Karasu Çayı ise daha küçük görünse de Aras’ın en sadık kollarından biridir. Iğdır’ın Bulakbaşı köyü kaynaklarından doğar, Ağrı Dağı’nın doğu eteklerini takip ederek Aralık ilçesi sınırlarında Aras Nehri’ne kavuşur. Uzunluğu yalnızca 10,5 kilometre olsa da, Iğdır Ovası için taşıdığı anlam büyüktür. Karasu, bağları, bostanları, meraları canlandırır; çiftçinin tarlasını, köylünün otlağını yeşertir. Yaban hayatı açısından da önemli olan bu akarsuda, Koypu adı verilen Güney Amerika kökenli bir su memelisi dahi yaşamaktadır.
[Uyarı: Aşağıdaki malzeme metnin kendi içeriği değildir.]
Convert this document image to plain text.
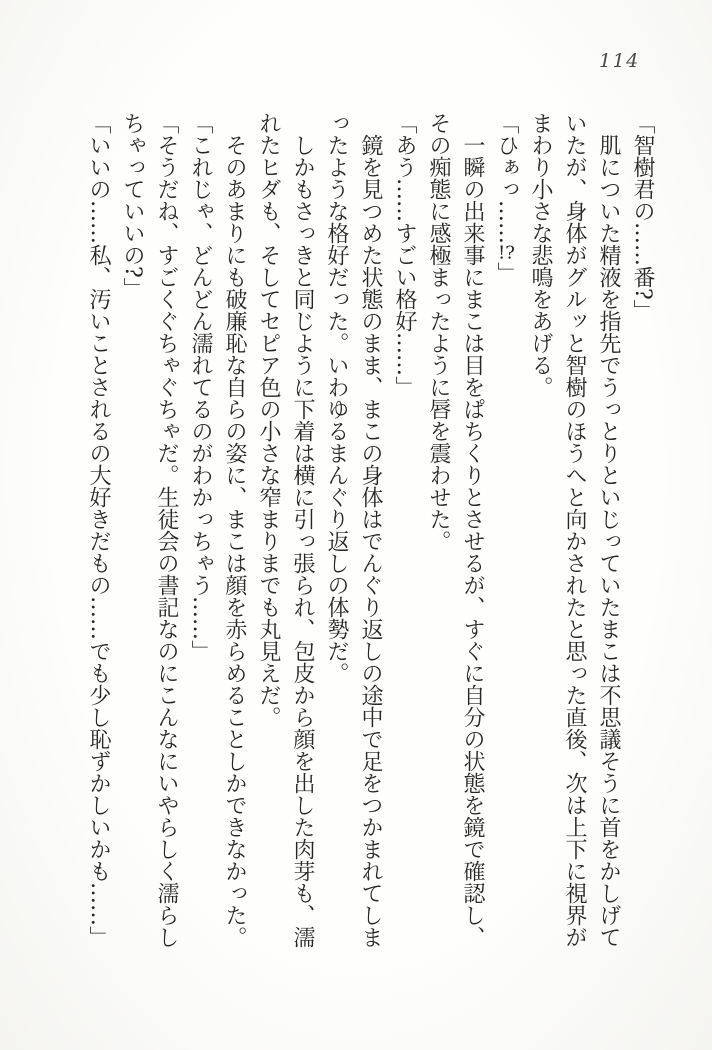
114

「智樹君の……番?」

肌についた精液を指先でうっとりといじっていたまこは不思議そうに首をかしげて
いたが、身体がグルッと智樹のほうへと向かされたと思った直後、次は上下に視界が
まわり小さな悲鳴をあげる。

「ひぁっ……!?」

一瞬の出来事にまこは目をぱちくりとさせるが、すぐに自分の状態を鏡で確認し、
その痴態に感極まったように唇を震わせた。

「あう……すごい格好……」

鏡を見つめた状態のまま、まこの身体はでんぐり返しの途中で足をつかまれてしま
ったような格好だった。いわゆるまんぐり返しの体勢だ。

しかもさっきと同じように下着は横に引っ張られ、包皮から顔を出した肉芽も、濡
れたヒダも、そしてセピア色の小さな窄まりまでも丸見えだ。

そのあまりにも破廉恥な自らの姿に、まこは顔を赤らめることしかできなかった。

「これじゃ、どんどん濡れてるのがわかっちゃう……」

「そうだね、すごくぐちゃぐちゃだ。生徒会の書記なのにこんなにいやらしく濡らし
ちゃっていいの?」

「いいの……私、汚いことされるの大好きだもの……でも少し恥ずかしいかも……」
Aras ile Karasu’nun birleştiği noktada yalnızca sular değil, tarihler, kültürler ve yaşam biçimleri de kucaklaşır. Bu iki can damarı sayesinde Iğdır, yüzyıllar boyunca farklı toplulukların yerleşim merkezi olmuş, bugün ise Türkiye’nin tahıl ambarlarından biri haline gelmiştir.
Ancak günümüzde küresel iklim değişikliği, kuraklık ve yanlış sulama yöntemleri bu iki hayat kaynağını tehdit etmektedir. Aras’ın suyu azalır, Karasu’nun yatağı kurursa yalnızca tarım değil, bütün bir bölgenin sosyoekonomik yapısı da büyük zarar görür. Bu nedenle Aras ve Karasu’yu korumak, geleceğe bırakılacak en önemli miraslardan biridir.
Kısacası Aras Nehri ile Karasu Irmağı, Iğdır Ovası’nın yalnızca su kaynakları değil, aynı zamanda kimliğidir. Bu sular, tarihin ve hayatın akışını şekillendirmiş, Iğdır’ı Doğu Anadolu’nun bereketli bahçesine dönüştürmüştür. Onları korumak, aslında toprağı, kültürü ve insanı korumaktır.